Step two, therefore, is to collect data by exploring opportunities as vehicles to transport the school toward the vision. For purposes of exploration, use a kaleidoscope to examine new and changing patterns, and a telescope to search distant opportunities, instead of a microscope that focuses upon minutiae. Look outside the traditional parameters we impose upon ourselves when engaged in school improvement efforts. Ask yourself – What really counts?

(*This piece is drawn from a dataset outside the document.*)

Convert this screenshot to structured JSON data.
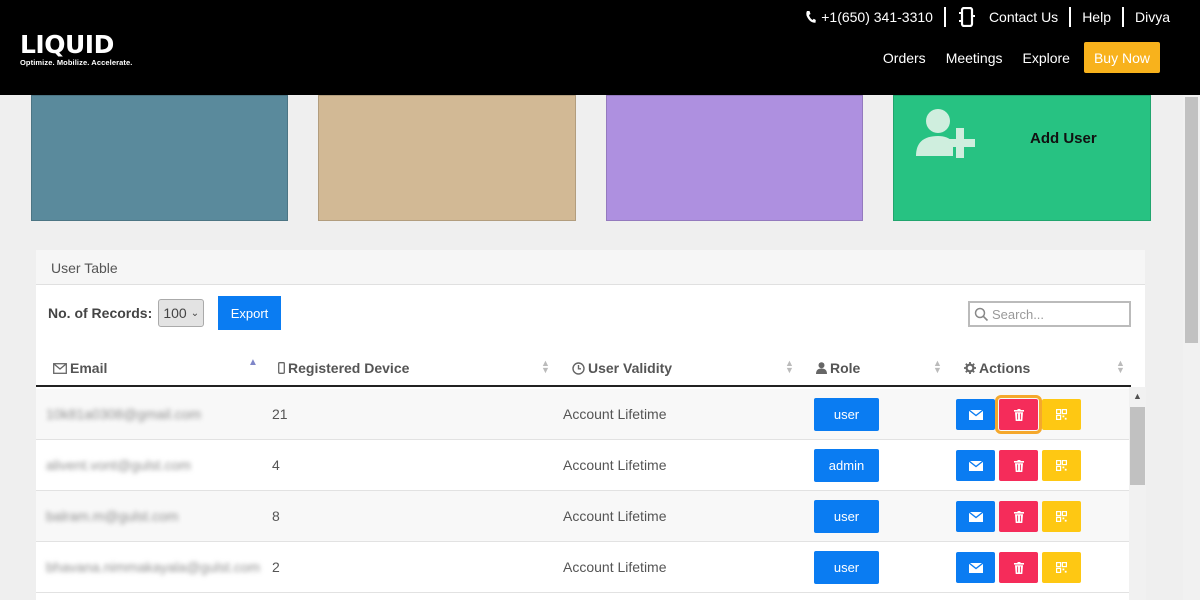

Unshackling the blinders that conspire to limit our opportunities can be productive. For example, a recent study conducted by John Jewkes and reported by Roy Rowan in his book, The Intuitive Manager, reveals that of 58 major twentieth century inventions (defined by their impact upon the daily lives of people), 46 of these discoveries were produced by an individual, a small firm, or somebody in the "wrong business." King Gillette was a cork salesman when he came up with the safety razor. George Eastman was a bookkeeper who changed the nature of photography. Two musicians invented Kodachrome. A veterinarian, John Dunlop, was the co-inventor of the pneumatic tire. An undertaker devised the automatic dialing system. A watchmaker seeking a solution to a brass fitting problem developed the concept of continuous casting steel.
Step three involves interpreting the data. Look for leverage points where inert data can be converted into user-friendly information that can be applied by practitioners as solutions. This technique must observe dissonant information as well as supportive data. Avoid the fate of the frog that was boiled. If you place a frog into hot water it will leap out, the same response that extremely cold water would provoke. However, if you place the frog in a pot of water that approximates the temperature of it's pond water you can then gradually heat up the water to the boiling point without the frog noticing the imperceptible change in temperature. Another view on data interpretation uses the example of a double loop feedback system. A thermostat is a typical single loop system. You set the gauge for the desired temperature, much like you establish goals for the school. Although the thermostat can direct the furnace to respond to a change in temperature it can not answer the question "Do we still want this same temperature three hours from now?" Constant interpretation of data will respond to the question, "Are we still on the right track?"
School improvement should not drive you to drink. By following the three suggestions indicated above you will be less likely to become data drunk: 1.) identify appropriate data, 2.) seek opportunistic data, and 3.) constantly interpret the data.